God does impossible things like turning slave traders into freedom fighters. God takes people like Saul of Tarsus who was persecuting the followers of Jesus and transforms them into St. Paul who tells us that God proves his love for us in that, while we were still sinners, Christ died for us. God sends us Harriet Tubman when we saviors. God sends us Oscar Romero when we need a voice for the poor and oppressed. God sends us people like Catherine Meeks who we had at this church last year to talk about race, and people like Michael Curry who call us to the way of love, and people like you and me to be instruments of God’s peace.

In the Post-Communion Prayer, we pray “Now send us out to do the work you have given us to do,” taking our cue from Jesus who sends out his followers to “proclaim the Good News that kingdom has come near.” But he warns us, be wise as serpents and as innocent as doves because there are wolves out there. When God does the impossible and the unexpected, it will frustrate the plans of those who were banking on the status quo continuing. So we must be wise and compassionate.
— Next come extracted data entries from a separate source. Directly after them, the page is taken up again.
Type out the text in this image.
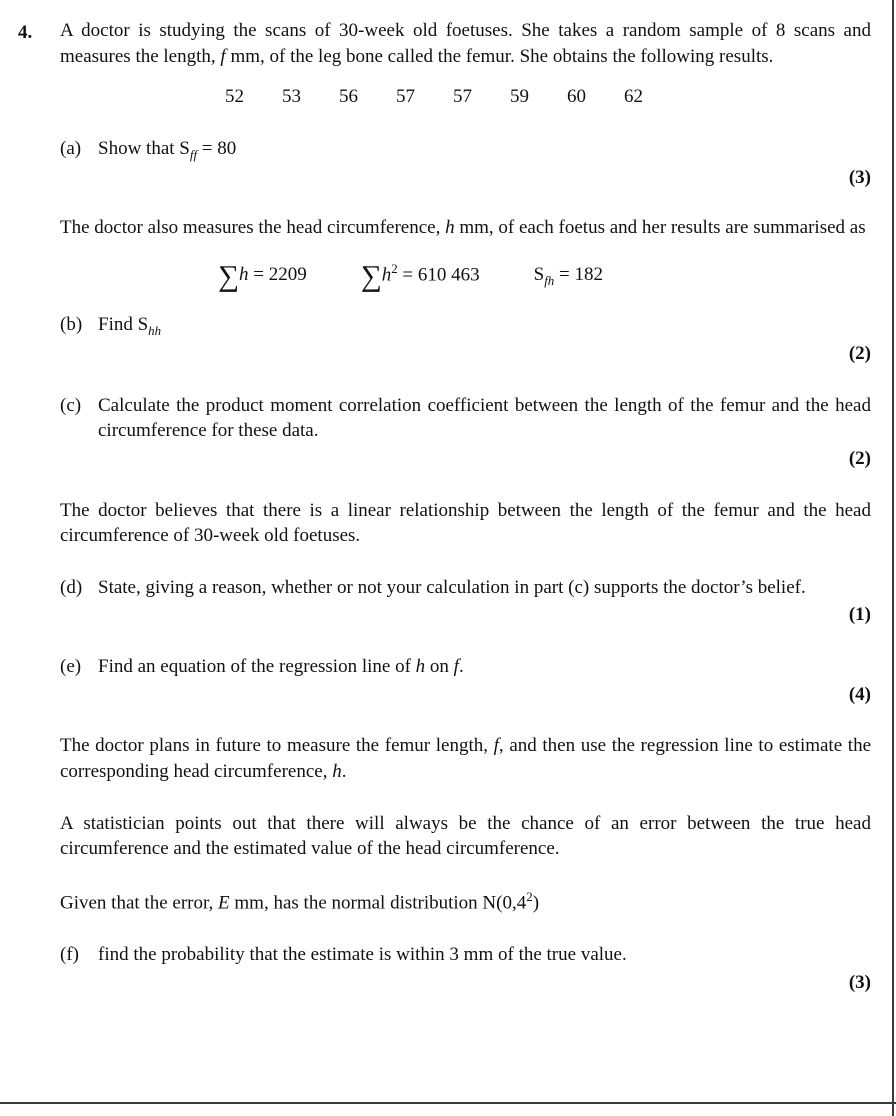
4. A doctor is studying the scans of 30-week old foetuses. She takes a random sample of 8 scans and measures the length, f mm, of the leg bone called the femur. She obtains the following results.

52 53 56 57 57 59 60 62
(a) Show that $S_{ff} = 80$
(3)

The doctor also measures the head circumference, h mm, of each foetus and her results are summarised as

∑h = 2209 $\sum h^2 = 610$ 463	$S_{fh} = 182$
(b) Find $S_{hh}$
(2)
(c) Calculate the product moment correlation coefficient between the length of the femur and the head circumference for these data.
(2)

The doctor believes that there is a linear relationship between the length of the femur and the head circumference of 30-week old foetuses.

(d) State, giving a reason, whether or not your calculation in part (c) supports the doctor’s belief.
(1)
(e) Find an equation of the regression line of h on f.
(4)

The doctor plans in future to measure the femur length, f, and then use the regression line to estimate the corresponding head circumference, h.

A statistician points out that there will always be the chance of an error between the true head circumference and the estimated value of the head circumference.

Given that the error, E mm, has the normal distribution $N(0,4^2)$

(f)	find the probability that the estimate is within 3 mm of the true value.
(3)
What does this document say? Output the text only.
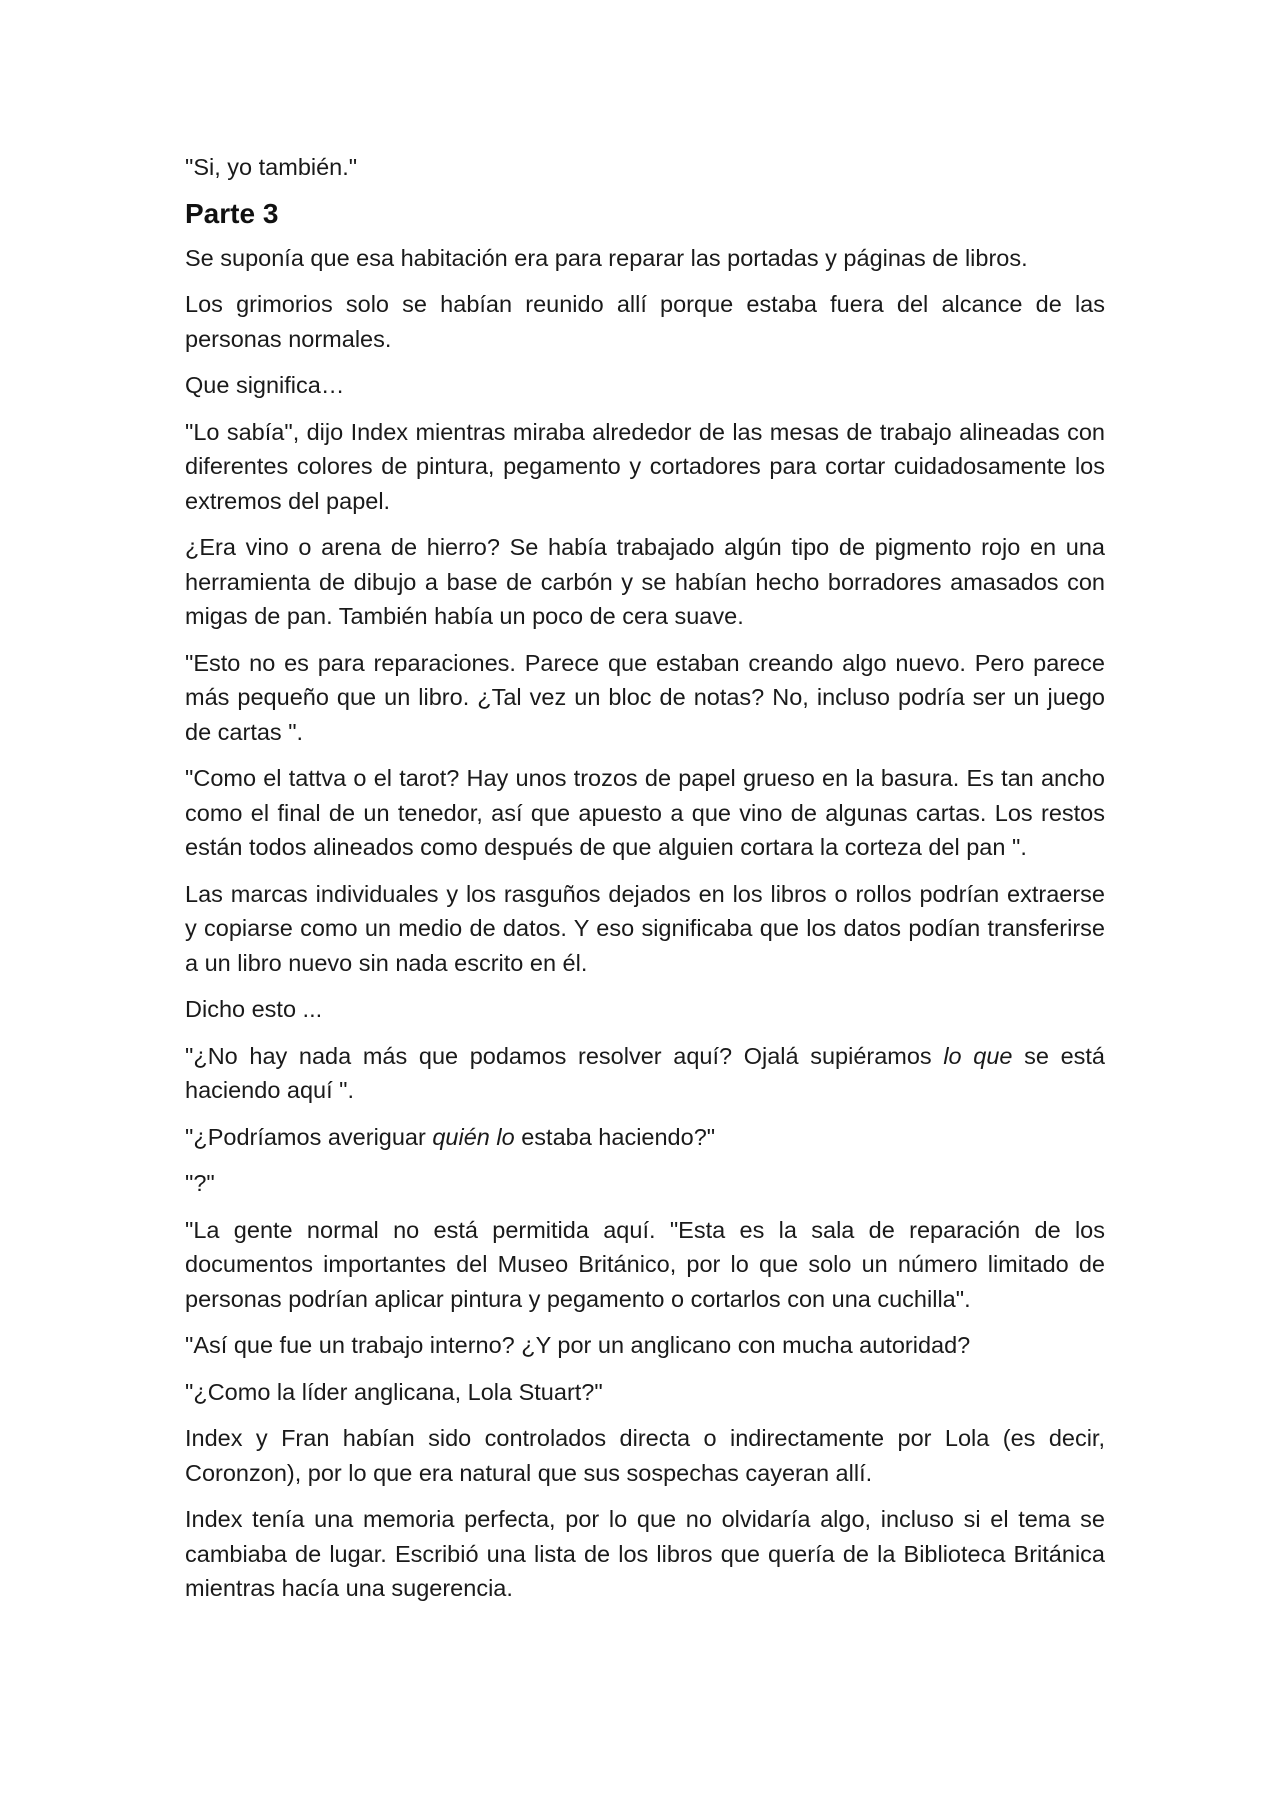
"Si, yo también."

Parte 3

Se suponía que esa habitación era para reparar las portadas y páginas de libros.

Los grimorios solo se habían reunido allí porque estaba fuera del alcance de las personas normales.

Que significa…

"Lo sabía", dijo Index mientras miraba alrededor de las mesas de trabajo alineadas con diferentes colores de pintura, pegamento y cortadores para cortar cuidadosamente los extremos del papel.

¿Era vino o arena de hierro? Se había trabajado algún tipo de pigmento rojo en una herramienta de dibujo a base de carbón y se habían hecho borradores amasados con migas de pan. También había un poco de cera suave.

"Esto no es para reparaciones. Parece que estaban creando algo nuevo. Pero parece más pequeño que un libro. ¿Tal vez un bloc de notas? No, incluso podría ser un juego de cartas ".

"Como el tattva o el tarot? Hay unos trozos de papel grueso en la basura. Es tan ancho como el final de un tenedor, así que apuesto a que vino de algunas cartas. Los restos están todos alineados como después de que alguien cortara la corteza del pan ".

Las marcas individuales y los rasguños dejados en los libros o rollos podrían extraerse y copiarse como un medio de datos. Y eso significaba que los datos podían transferirse a un libro nuevo sin nada escrito en él.

Dicho esto ...

"¿No hay nada más que podamos resolver aquí? Ojalá supiéramos lo que se está haciendo aquí ".

"¿Podríamos averiguar quién lo estaba haciendo?"

"?"

"La gente normal no está permitida aquí. "Esta es la sala de reparación de los documentos importantes del Museo Británico, por lo que solo un número limitado de personas podrían aplicar pintura y pegamento o cortarlos con una cuchilla".

"Así que fue un trabajo interno? ¿Y por un anglicano con mucha autoridad?

"¿Como la líder anglicana, Lola Stuart?"

Index y Fran habían sido controlados directa o indirectamente por Lola (es decir, Coronzon), por lo que era natural que sus sospechas cayeran allí.

Index tenía una memoria perfecta, por lo que no olvidaría algo, incluso si el tema se cambiaba de lugar. Escribió una lista de los libros que quería de la Biblioteca Británica mientras hacía una sugerencia.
And it’s also hard work because, often, these new beginnings that God gives us mean there is a break with what used to be. When Abraham and Sarah left Ur, they left behind everything. When God told Mary that she would bear a son, it turned her life upside down. Or, as the Lutheran pastor who was killed by the Nazis, Dietrich Bonhoeffer, put it – “When Christ calls us, he bids us come and die.” Sometimes God’s wondrous and marvelous transformation is not a happy ending to the old story, but the start of a radically new story, as it was for Sarah and Abraham. In these new starts of grace, sometimes things are left behind. Whether or not this nation can overcome its history of racism, I really don’t know. But I dokdo that, while were still sinners, God proved his love for us in Christ’s death. And three days after that death, the impossible became possible as Jesus rose from the dead. Nothing is too wondrous or marvelous for God, and that is where we find hope in the midst of life’s impossible situations.

And this is all laughable – Sarah laughs when she hears that she will have a child, she even names her son “laughter,” which is what “Isaac” means. God’s grace starts with the laughter of the absurd and is transformed into the laughter of true joy. The angel Gabriel tells blessed Mary, “For nothing will be impossible with God.” That’s what it means to be a Christian, to be someone who anticipates and prays for the impossible.

At the end of Morning or Evening Prayer, one of the options for concluding the liturgy is this verse from Ephesians, and it’s a good verse to carry you this week as we pray for God to transform our lives and our society in the love of Jesus and by the power of the Spirit: Glory to God whose power, working in us, can do infinitely more than we can ask or imagine: Glory to him from generation to generation in the Church, and in Christ Jesus for ever and ever. Amen.